We already knew that Americans weren’t the only ones to be rightly concerned about the Equifax hack, but the latest statement from the company’s UK branch is quite something.
Equifax Ltd has confirmed to Mashable that a file containing personal data of “fewer than 400,000 UK consumers” was stolen in the 7 September breach.
That happened because of a “process failure” — or an epic fail as we normal humans say — which saw UK data being stored in the U.S. for a good 5 years, between 2011 and 2016. It was only corrected last year.
The information included the customers’ name, date of birth, email address, and a telephone number, according to Equifax, which added that the data “does not include any residential address information, password information or financial data.”
Moreover, Equifax sought to reassure UK customers that any “identity takeover is unlikely.” The company said it will be contacting affected customers and offer them a free comprehensive ID protection service “which will allow them to monitor their personal data, including their credit information and be alerted to any potential signs of fraudulent activity.”
“We apologise for this failure to protect UK consumer data,” Patricio Remon, President at Equifax Ltd. said. “Our immediate focus is to support those affected by this incident and to ensure we make all of the necessary improvements and investments to strengthen our security and processes going forward.”
The Information Commissioner’s Office, a.k.a. the UK’s data protection authority, said they have been “pressing the firm to establish the scale of any impact on UK citizens and have also been engaging with relevant US and UK agencies about the nature of the data breach.”
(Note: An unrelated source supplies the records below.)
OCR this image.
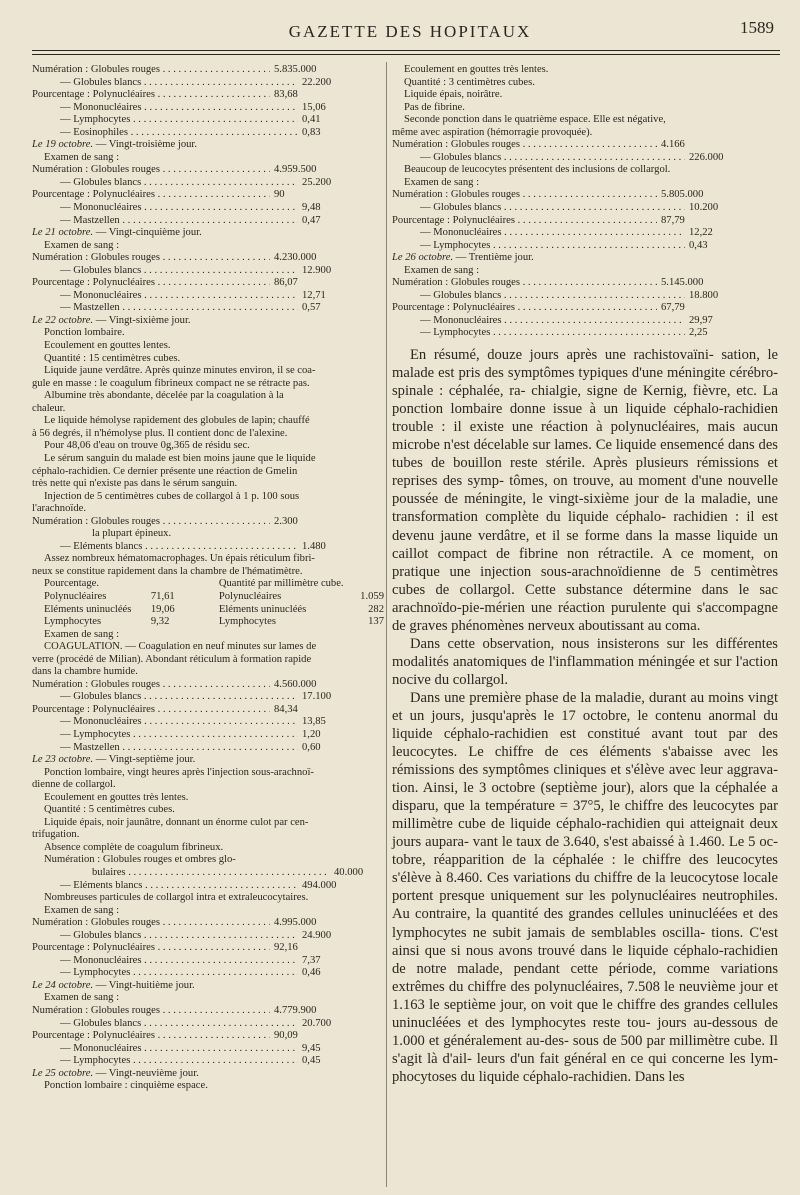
GAZETTE DES HOPITAUX	1589
Numération : Globules rouges . . .	5.835.000
— Globules blancs . . .	22.200
Pourcentage : Polynucléaires . . .	83,68
— Mononucléaires . . .	15,06
— Lymphocytes . . .	0,41
— Eosinophiles . . .	0,83
Le 19 octobre. — Vingt-troisième jour.
Examen de sang :
Numération : Globules rouges . . .	4.959.500
— Globules blancs . . .	25.200
Pourcentage : Polynucléaires . . .	90
— Mononucléaires . . .	9,48
— Mastzellen . . .	0,47
Le 21 octobre. — Vingt-cinquième jour.
Examen de sang :
Numération : Globules rouges . . .	4.230.000
— Globules blancs . . .	12.900
Pourcentage : Polynucléaires . . .	86,07
— Mononucléaires . . .	12,71
— Mastzellen . . .	0,57
Le 22 octobre. — Vingt-sixième jour.
Ponction lombaire.
Ecoulement en gouttes lentes.
Quantité : 15 centimètres cubes.
Liquide jaune verdâtre. Après quinze minutes environ, il se coa-
gule en masse : le coagulum fibrineux compact ne se rétracte pas.
Albumine très abondante, décelée par la coagulation à la
chaleur.
Le liquide hémolyse rapidement des globules de lapin; chauffé
à 56 degrés, il n'hémolyse plus. Il contient donc de l'alexine.
Pour 48,06 d'eau on trouve 0g,365 de résidu sec.
Le sérum sanguin du malade est bien moins jaune que le liquide
céphalo-rachidien. Ce dernier présente une réaction de Gmelin
très nette qui n'existe pas dans le sérum sanguin.
Injection de 5 centimètres cubes de collargol à 1 p. 100 sous
l'arachnoïde.
Numération : Globules rouges . . .	2.300
la plupart épineux.
— Eléments blancs . . .	1.480
Assez nombreux hématomacrophages. Un épais réticulum fibri-
neux se constitue rapidement dans la chambre de l'hématimètre.
Pourcentage.	Quantité par millimètre cube.
Polynucléaires	71,61	Polynucléaires	1.059
Eléments uninucléés	19,06	Eléments uninucléés	282
Lymphocytes	9,32	Lymphocytes	137
Examen de sang :
COAGULATION. — Coagulation en neuf minutes sur lames de
verre (procédé de Milian). Abondant réticulum à formation rapide
dans la chambre humide.
Numération : Globules rouges . . .	4.560.000
— Globules blancs . . .	17.100
Pourcentage : Polynucléaires . . .	84,34
— Mononucléaires . . .	13,85
— Lymphocytes . . .	1,20
— Mastzellen . . .	0,60
Le 23 octobre. — Vingt-septième jour.
Ponction lombaire, vingt heures après l'injection sous-arachnoï-
dienne de collargol.
Ecoulement en gouttes très lentes.
Quantité : 5 centimètres cubes.
Liquide épais, noir jaunâtre, donnant un énorme culot par cen-
trifugation.
Absence complète de coagulum fibrineux.
Numération : Globules rouges et ombres glo-
bulaires . . .	40.000
— Eléments blancs . . .	494.000
Nombreuses particules de collargol intra et extraleucocytaires.
Examen de sang :
Numération : Globules rouges . . .	4.995.000
— Globules blancs . . .	24.900
Pourcentage : Polynucléaires . . .	92,16
— Mononucléaires . . .	7,37
— Lymphocytes . . .	0,46
Le 24 octobre. — Vingt-huitième jour.
Examen de sang :
Numération : Globules rouges . . .	4.779.900
— Globules blancs . . .	20.700
Pourcentage : Polynucléaires . . .	90,09
— Mononucléaires . . .	9,45
— Lymphocytes . . .	0,45
Le 25 octobre. — Vingt-neuvième jour.
Ponction lombaire : cinquième espace.
Ecoulement en gouttes très lentes.
Quantité : 3 centimètres cubes.
Liquide épais, noirâtre.
Pas de fibrine.
Seconde ponction dans le quatrième espace. Elle est négative,
même avec aspiration (hémorragie provoquée).
Numération : Globules rouges . . .	4.166
— Globules blancs . . .	226.000
Beaucoup de leucocytes présentent des inclusions de collargol.
Examen de sang :
Numération : Globules rouges . . .	5.805.000
— Globules blancs . . .	10.200
Pourcentage : Polynucléaires . . .	87,79
— Mononucléaires . . .	12,22
— Lymphocytes . . .	0,43
Le 26 octobre. — Trentième jour.
Examen de sang :
Numération : Globules rouges . . .	5.145.000
— Globules blancs . . .	18.800
Pourcentage : Polynucléaires . . .	67,79
— Mononucléaires . . .	29,97
— Lymphocytes . . .	2,25

En résumé, douze jours après une rachistovaïni- sation, le malade est pris des symptômes typiques d'une méningite cérébro-spinale : céphalée, ra- chialgie, signe de Kernig, fièvre, etc. La ponction lombaire donne issue à un liquide céphalo-rachidien trouble : il existe une réaction à polynucléaires, mais aucun microbe n'est décelable sur lames. Ce liquide ensemencé dans des tubes de bouillon reste stérile. Après plusieurs rémissions et reprises des symp- tômes, on trouve, au moment d'une nouvelle poussée de méningite, le vingt-sixième jour de la maladie, une transformation complète du liquide céphalo- rachidien : il est devenu jaune verdâtre, et il se forme dans la masse liquide un caillot compact de fibrine non rétractile. A ce moment, on pratique une injection sous-arachnoïdienne de 5 centimètres cubes de collargol. Cette substance détermine dans le sac arachnoïdo-pie-mérien une réaction purulente qui s'accompagne de graves phénomènes nerveux aboutissant au coma.

Dans cette observation, nous insisterons sur les différentes modalités anatomiques de l'inflammation méningée et sur l'action nocive du collargol.

Dans une première phase de la maladie, durant au moins vingt et un jours, jusqu'après le 17 octobre, le contenu anormal du liquide céphalo-rachidien est constitué avant tout par des leucocytes. Le chiffre de ces éléments s'abaisse avec les rémissions des symptômes cliniques et s'élève avec leur aggrava- tion. Ainsi, le 3 octobre (septième jour), alors que la céphalée a disparu, que la température = 37°5, le chiffre des leucocytes par millimètre cube de liquide céphalo-rachidien qui atteignait deux jours aupara- vant le taux de 3.640, s'est abaissé à 1.460. Le 5 oc- tobre, réapparition de la céphalée : le chiffre des leucocytes s'élève à 8.460. Ces variations du chiffre de la leucocytose locale portent presque uniquement sur les polynucléaires neutrophiles. Au contraire, la quantité des grandes cellules uninucléées et des lymphocytes ne subit jamais de semblables oscilla- tions. C'est ainsi que si nous avons trouvé dans le liquide céphalo-rachidien de notre malade, pendant cette période, comme variations extrêmes du chiffre des polynucléaires, 7.508 le neuvième jour et 1.163 le septième jour, on voit que le chiffre des grandes cellules uninucléées et des lymphocytes reste tou- jours au-dessous de 1.000 et généralement au-des- sous de 500 par millimètre cube. Il s'agit là d'ail- leurs d'un fait général en ce qui concerne les lym- phocytoses du liquide céphalo-rachidien. Dans les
“Members of the public should remain vigilant of any unsolicited emails, texts or calls, even if it appears to be from a company they are familiar with,” the regulator warned the public. “We also advise that people review their financial statements regularly for any unfamiliar activity.”
As many as 143 million Americans — about 44% of the U.S. population — had personal information stolen from Equifax due to a vulnerability of the systems.